サッカーワールドカップ(W杯)の開催国カタールは、敬虔なイスラム教国。世界から集まるサポーターにも、その文化を尊重し、派手な服装や公の場での愛情表現などは慎むよう要請してきた。

だが、そんな願いもお構いなし、スタジアム内外をかなりの露出度で歩き回って注目を集める女性がいる。元ミス・クロアチアのイバナ・ノールだ。クロアチア代表の応援でも、クロアチア国旗と同じ赤と白の市松模様のブラトップとレギンスだけ。

ニヤニヤしながらノールの写真を撮るカタール人男性の写真も流出した。

【画像】カタール人の目を白黒させた、クロアチア元ミスの「冒涜」ファッション

カタールの著名な実業家モハマド・ハサン・アルジェファイリは、カタールの名誉を守る必要を感じたらしい。カタール人はノールの格好が好きだから撮影した訳ではないとツイートした。

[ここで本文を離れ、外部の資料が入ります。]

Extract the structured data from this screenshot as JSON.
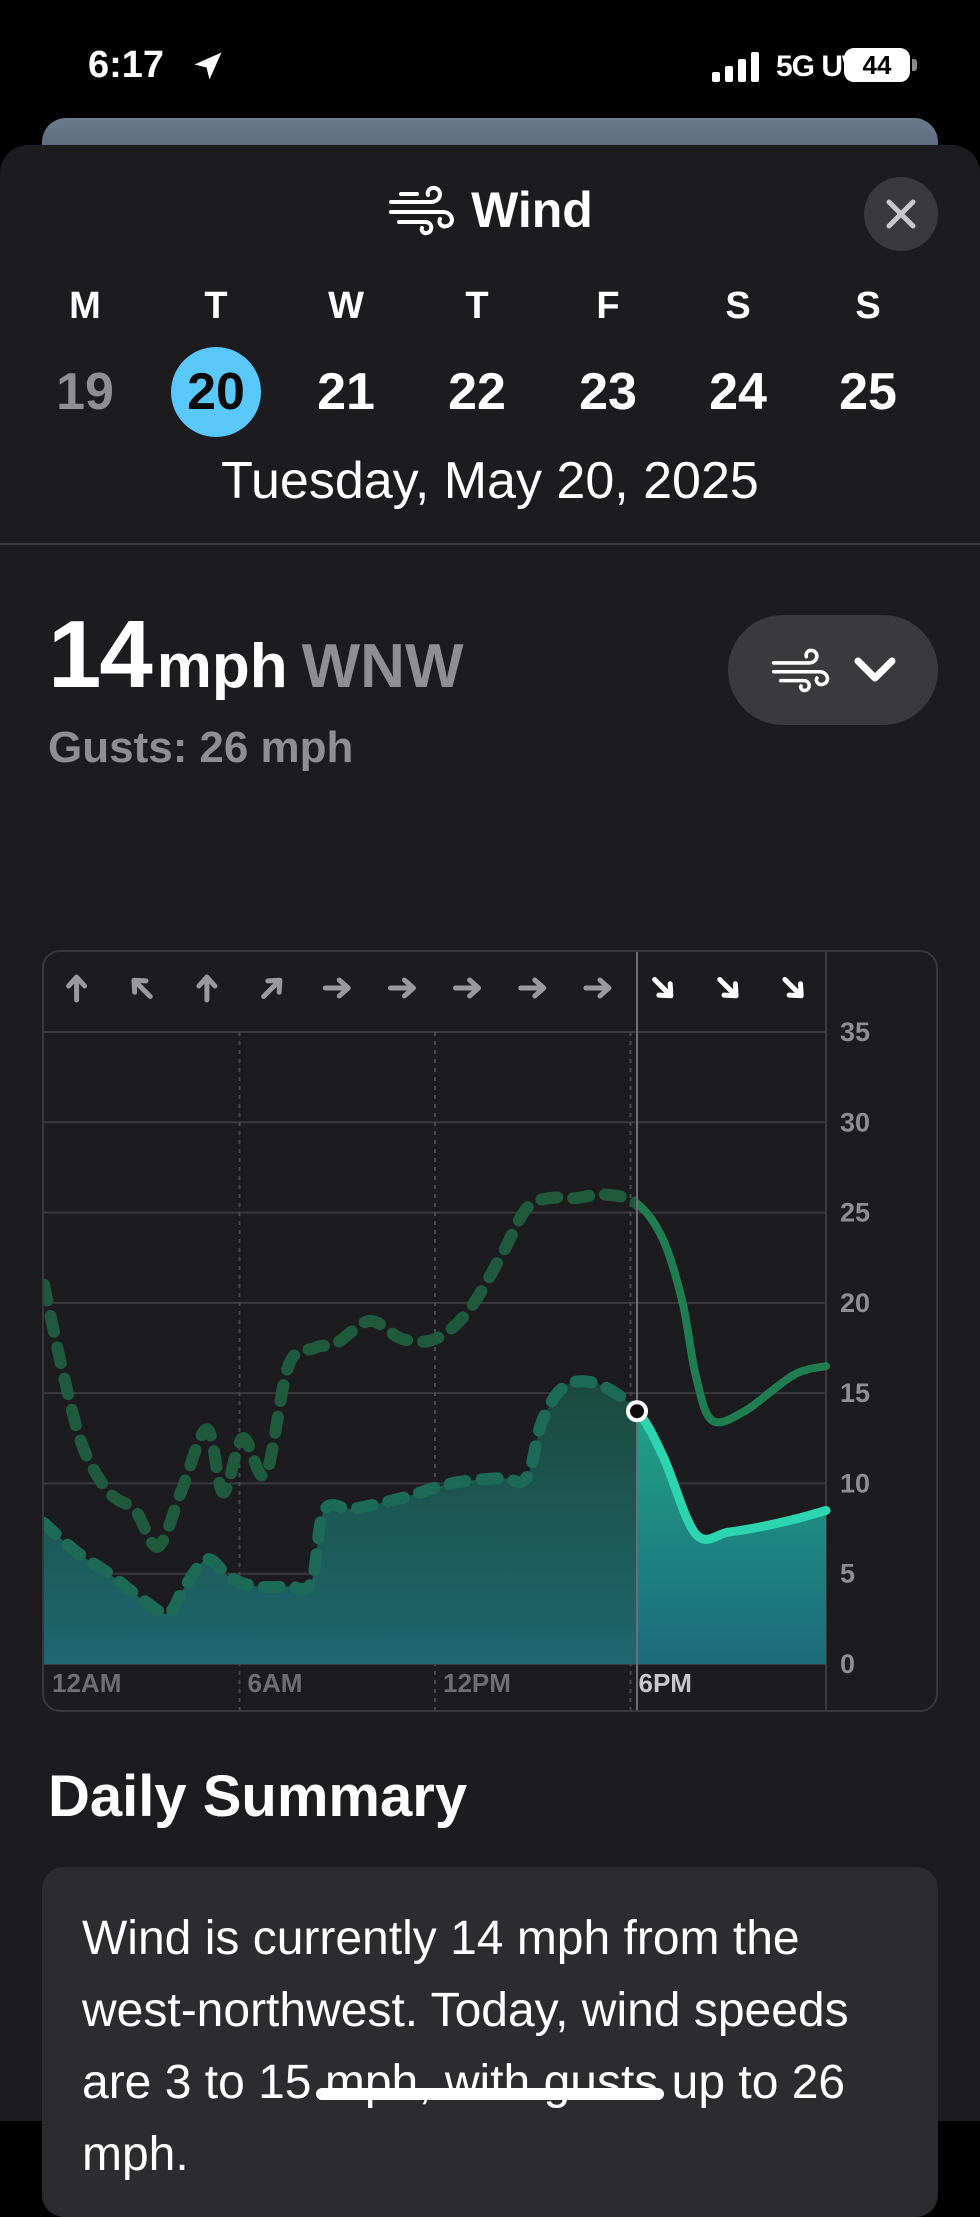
{
  "status_bar": {
    "time": "6:17",
    "network": "5G UW",
    "battery": "44"
  },
  "header": {
    "title": "Wind",
    "icon": "wind-icon",
    "close_icon": "close-icon"
  },
  "days": [
    {
      "letter": "M",
      "number": "19",
      "state": "past"
    },
    {
      "letter": "T",
      "number": "20",
      "state": "selected"
    },
    {
      "letter": "W",
      "number": "21",
      "state": "future"
    },
    {
      "letter": "T",
      "number": "22",
      "state": "future"
    },
    {
      "letter": "F",
      "number": "23",
      "state": "future"
    },
    {
      "letter": "S",
      "number": "24",
      "state": "future"
    },
    {
      "letter": "S",
      "number": "25",
      "state": "future"
    }
  ],
  "selected_date": "Tuesday, May 20, 2025",
  "current": {
    "speed": "14",
    "unit": "mph",
    "direction": "WNW",
    "gusts_label": "Gusts:",
    "gusts_value": "26 mph"
  },
  "view_menu": {
    "icon": "wind-icon",
    "chevron": "chevron-down-icon"
  },
  "chart_data": {
    "type": "line",
    "x_tick_labels": [
      "12AM",
      "6AM",
      "12PM",
      "6PM"
    ],
    "y_tick_labels": [
      "35",
      "30",
      "25",
      "20",
      "15",
      "10",
      "5",
      "0"
    ],
    "ylim": [
      0,
      35
    ],
    "xlim": [
      0,
      24
    ],
    "current_hour": 18.2,
    "direction_arrows": [
      {
        "hour": 1,
        "deg": 0
      },
      {
        "hour": 3,
        "deg": -45
      },
      {
        "hour": 5,
        "deg": 0
      },
      {
        "hour": 7,
        "deg": 45
      },
      {
        "hour": 9,
        "deg": 90
      },
      {
        "hour": 11,
        "deg": 90
      },
      {
        "hour": 13,
        "deg": 90
      },
      {
        "hour": 15,
        "deg": 90
      },
      {
        "hour": 17,
        "deg": 90
      },
      {
        "hour": 19,
        "deg": 135
      },
      {
        "hour": 21,
        "deg": 135
      },
      {
        "hour": 23,
        "deg": 135
      }
    ],
    "series": [
      {
        "name": "Wind",
        "color": "#2dd4b0",
        "x": [
          0,
          1,
          2,
          3,
          3.8,
          4.3,
          5,
          5.7,
          6.5,
          7.5,
          8.2,
          8.6,
          9.5,
          11,
          12.5,
          14,
          14.8,
          15.3,
          16,
          17,
          18.2,
          19,
          20,
          21,
          22,
          23,
          24
        ],
        "y": [
          7.8,
          6.2,
          5,
          3.6,
          2.8,
          4.2,
          5.8,
          4.8,
          4.3,
          4.3,
          4.5,
          8.5,
          8.6,
          9.2,
          10,
          10.3,
          10.3,
          13.5,
          15.4,
          15.5,
          14,
          11.5,
          7.2,
          7.3,
          7.6,
          8,
          8.5
        ]
      },
      {
        "name": "Gusts",
        "color": "#1f7d4f",
        "x": [
          0,
          0.6,
          1.2,
          2,
          2.8,
          3.5,
          4.2,
          5,
          5.5,
          6.1,
          6.8,
          7.5,
          8.3,
          9,
          10,
          11,
          12,
          13,
          14,
          14.8,
          15.5,
          16.3,
          17.2,
          18.2,
          19,
          19.6,
          20,
          20.5,
          21.5,
          23,
          24
        ],
        "y": [
          21,
          16,
          12,
          9.5,
          8.5,
          6.5,
          9.5,
          13,
          9.5,
          12.5,
          10.5,
          16.5,
          17.5,
          17.8,
          19,
          18,
          18,
          19.5,
          22.5,
          25.2,
          25.8,
          25.8,
          26,
          25.5,
          23.5,
          20,
          16,
          13.5,
          14,
          16,
          16.5
        ]
      }
    ]
  },
  "summary": {
    "title": "Daily Summary",
    "text": "Wind is currently 14 mph from the west-northwest. Today, wind speeds are 3 to 15 mph, with gusts up to 26 mph."
  }
}
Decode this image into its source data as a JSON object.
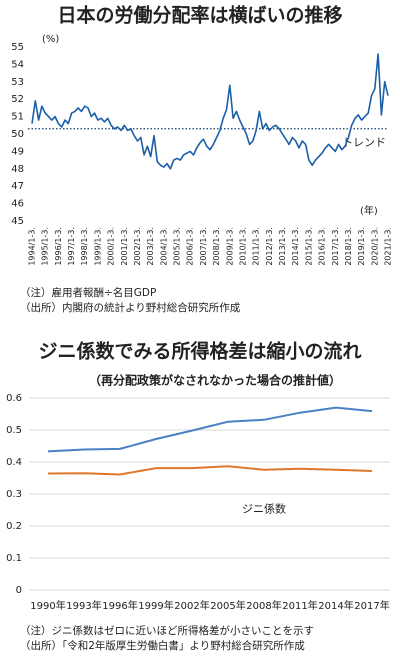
{
  "chart_data": [
    {
      "type": "line",
      "title": "日本の労働分配率は横ばいの推移",
      "unit_label": "(%)",
      "x_unit_label": "(年)",
      "categories": [
        "1994/1-3.",
        null,
        null,
        null,
        "1995/1-3.",
        null,
        null,
        null,
        "1996/1-3.",
        null,
        null,
        null,
        "1997/1-3.",
        null,
        null,
        null,
        "1998/1-3.",
        null,
        null,
        null,
        "1999/1-3.",
        null,
        null,
        null,
        "2000/1-3.",
        null,
        null,
        null,
        "2001/1-3.",
        null,
        null,
        null,
        "2002/1-3.",
        null,
        null,
        null,
        "2003/1-3.",
        null,
        null,
        null,
        "2004/1-3.",
        null,
        null,
        null,
        "2005/1-3.",
        null,
        null,
        null,
        "2006/1-3.",
        null,
        null,
        null,
        "2007/1-3.",
        null,
        null,
        null,
        "2008/1-3.",
        null,
        null,
        null,
        "2009/1-3.",
        null,
        null,
        null,
        "2010/1-3.",
        null,
        null,
        null,
        "2011/1-3.",
        null,
        null,
        null,
        "2012/1-3.",
        null,
        null,
        null,
        "2013/1-3.",
        null,
        null,
        null,
        "2014/1-3.",
        null,
        null,
        null,
        "2015/1-3.",
        null,
        null,
        null,
        "2016/1-3.",
        null,
        null,
        null,
        "2017/1-3.",
        null,
        null,
        null,
        "2018/1-3.",
        null,
        null,
        null,
        "2019/1-3.",
        null,
        null,
        null,
        "2020/1-3.",
        null,
        null,
        null,
        "2021/1-3."
      ],
      "series": [
        {
          "color": "#1a5fa8",
          "values": [
            50.6,
            51.9,
            50.8,
            51.6,
            51.2,
            51.0,
            50.8,
            51.0,
            50.6,
            50.4,
            50.8,
            50.6,
            51.2,
            51.3,
            51.5,
            51.3,
            51.6,
            51.5,
            51.0,
            51.2,
            50.8,
            50.9,
            50.7,
            50.9,
            50.5,
            50.3,
            50.4,
            50.2,
            50.5,
            50.2,
            50.3,
            49.9,
            49.6,
            49.8,
            48.8,
            49.3,
            48.7,
            49.9,
            48.4,
            48.2,
            48.1,
            48.3,
            48.0,
            48.5,
            48.6,
            48.5,
            48.8,
            48.9,
            49.0,
            48.8,
            49.2,
            49.5,
            49.7,
            49.3,
            49.1,
            49.4,
            49.8,
            50.2,
            50.9,
            51.4,
            52.8,
            50.9,
            51.3,
            50.8,
            50.4,
            50.0,
            49.4,
            49.6,
            50.2,
            51.3,
            50.3,
            50.6,
            50.2,
            50.4,
            50.5,
            50.3,
            50.0,
            49.7,
            49.4,
            49.8,
            49.6,
            49.2,
            49.6,
            49.4,
            48.5,
            48.2,
            48.5,
            48.7,
            48.9,
            49.2,
            49.4,
            49.2,
            49.0,
            49.4,
            49.1,
            49.3,
            49.8,
            50.5,
            50.9,
            51.1,
            50.8,
            51.0,
            51.2,
            52.2,
            52.6,
            54.6,
            51.1,
            53.0,
            52.2
          ]
        }
      ],
      "trend": {
        "label": "トレンド",
        "value": 50.3,
        "color": "#1a3f7a"
      },
      "ylim": [
        45,
        55
      ],
      "yticks": [
        45,
        46,
        47,
        48,
        49,
        50,
        51,
        52,
        53,
        54,
        55
      ],
      "grid": false,
      "notes": [
        "（注）雇用者報酬÷名目GDP",
        "（出所）内閣府の統計より野村総合研究所作成"
      ]
    },
    {
      "type": "line",
      "title": "ジニ係数でみる所得格差は縮小の流れ",
      "subtitle": "（再分配政策がなされなかった場合の推計値）",
      "categories": [
        "1990年",
        "1993年",
        "1996年",
        "1999年",
        "2002年",
        "2005年",
        "2008年",
        "2011年",
        "2014年",
        "2017年"
      ],
      "series": [
        {
          "color": "#4a80c4",
          "values": [
            0.433,
            0.439,
            0.441,
            0.472,
            0.498,
            0.526,
            0.532,
            0.554,
            0.57,
            0.559
          ]
        },
        {
          "name": "ジニ係数",
          "color": "#e0782a",
          "values": [
            0.364,
            0.365,
            0.361,
            0.381,
            0.381,
            0.387,
            0.376,
            0.379,
            0.376,
            0.372
          ]
        }
      ],
      "ylim": [
        0,
        0.6
      ],
      "yticks": [
        0,
        0.1,
        0.2,
        0.3,
        0.4,
        0.5,
        0.6
      ],
      "grid": true,
      "notes": [
        "（注）ジニ係数はゼロに近いほど所得格差が小さいことを示す",
        "（出所）「令和2年版厚生労働白書」より野村総合研究所作成"
      ]
    }
  ]
}
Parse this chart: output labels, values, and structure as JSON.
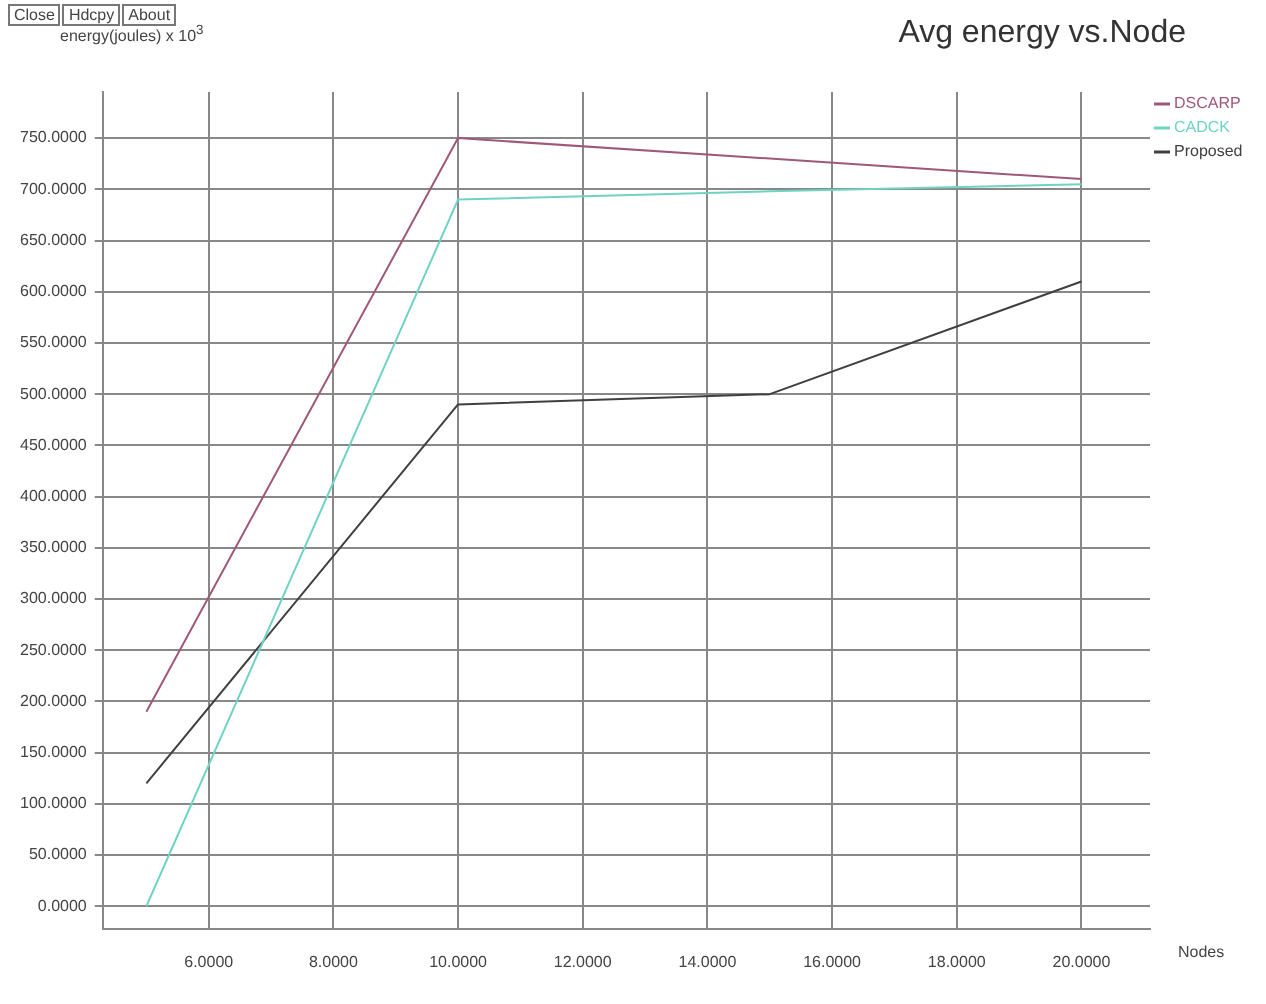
{
  "chart_data": {
    "type": "line",
    "title": "Avg energy vs.Node",
    "xlabel": "Nodes",
    "ylabel": "energy(joules) x 10$^{3}$",
    "annotations": [
      "Close",
      "Hdcpy",
      "About"
    ],
    "x": [
      5,
      10,
      15,
      20
    ],
    "series": [
      {
        "name": "DSCARP",
        "color": "#a0587a",
        "values": [
          190,
          750,
          730,
          710
        ]
      },
      {
        "name": "CADCK",
        "color": "#6fd3c4",
        "values": [
          0,
          690,
          698,
          705
        ]
      },
      {
        "name": "Proposed",
        "color": "#404040",
        "values": [
          120,
          490,
          500,
          610
        ]
      }
    ],
    "xlim": [
      4.3,
      21.1
    ],
    "xticks": [
      {
        "value": 6,
        "label": "6.0000"
      },
      {
        "value": 8,
        "label": "8.0000"
      },
      {
        "value": 10,
        "label": "10.0000"
      },
      {
        "value": 12,
        "label": "12.0000"
      },
      {
        "value": 14,
        "label": "14.0000"
      },
      {
        "value": 16,
        "label": "16.0000"
      },
      {
        "value": 18,
        "label": "18.0000"
      },
      {
        "value": 20,
        "label": "20.0000"
      }
    ],
    "ylim": [
      -22,
      795
    ],
    "yticks": [
      {
        "value": 0,
        "label": "0.0000"
      },
      {
        "value": 50,
        "label": "50.0000"
      },
      {
        "value": 100,
        "label": "100.0000"
      },
      {
        "value": 150,
        "label": "150.0000"
      },
      {
        "value": 200,
        "label": "200.0000"
      },
      {
        "value": 250,
        "label": "250.0000"
      },
      {
        "value": 300,
        "label": "300.0000"
      },
      {
        "value": 350,
        "label": "350.0000"
      },
      {
        "value": 400,
        "label": "400.0000"
      },
      {
        "value": 450,
        "label": "450.0000"
      },
      {
        "value": 500,
        "label": "500.0000"
      },
      {
        "value": 550,
        "label": "550.0000"
      },
      {
        "value": 600,
        "label": "600.0000"
      },
      {
        "value": 650,
        "label": "650.0000"
      },
      {
        "value": 700,
        "label": "700.0000"
      },
      {
        "value": 750,
        "label": "750.0000"
      }
    ],
    "grid": true,
    "legend": "top right",
    "marker": "none",
    "line_style": "solid"
  }
}
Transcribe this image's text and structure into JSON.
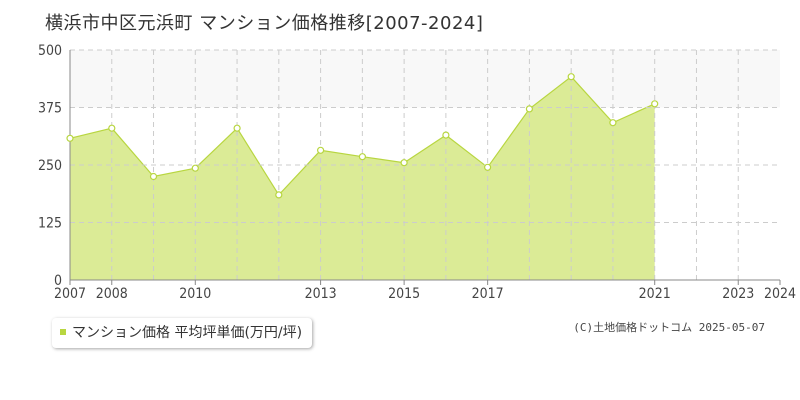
{
  "title": "横浜市中区元浜町 マンション価格推移[2007-2024]",
  "legend": {
    "label": "マンション価格 平均坪単価(万円/坪)"
  },
  "copyright": "(C)土地価格ドットコム 2025-05-07",
  "colors": {
    "fill": "#dbeb96",
    "line": "#b8d640",
    "marker_fill": "#ffffff",
    "band": "#f8f8f8",
    "grid": "#cccccc",
    "axis": "#888888"
  },
  "chart_data": {
    "type": "area",
    "title": "横浜市中区元浜町 マンション価格推移[2007-2024]",
    "xlabel": "",
    "ylabel": "",
    "xlim": [
      2007,
      2024
    ],
    "ylim": [
      0,
      500
    ],
    "yticks": [
      0,
      125,
      250,
      375,
      500
    ],
    "xtick_labels": [
      "2007",
      "2008",
      "2010",
      "2013",
      "2015",
      "2017",
      "2021",
      "2023",
      "2024"
    ],
    "grid": true,
    "legend_position": "bottom-left",
    "series": [
      {
        "name": "マンション価格 平均坪単価(万円/坪)",
        "x": [
          2007,
          2008,
          2009,
          2010,
          2011,
          2012,
          2013,
          2014,
          2015,
          2016,
          2017,
          2018,
          2019,
          2020,
          2021,
          2022,
          2023,
          2024
        ],
        "y": [
          308,
          330,
          225,
          243,
          330,
          185,
          282,
          268,
          255,
          315,
          245,
          372,
          442,
          342,
          383,
          null,
          null,
          null
        ]
      }
    ]
  }
}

「彼らが写真を撮ったのは、彼女の服装が私たちの文化には不適切だと感じたからだ」と強弁。当局に彼女のことを通報するために写真を撮ったのだ、とつけ加えた。

クロアチア人の間からも「やりすぎ」の声

ノールはクロアチア国旗をモチーフにさまざまな服装を披露している。水着のようなボディスーツやショートパンツ姿で表を歩いたこともあった。「衣裳」はどれも、胸の谷間が強調されたものだ。

ノールの挑発的な態度には、クロアチア人を含む多くの人から非難の声が上がっている。カタールの厳しい法律に憤る声はあるが、それでも多くの人が、地元の文化をあからさまに軽んじる彼女の行動は「やりすぎ」だと感じている。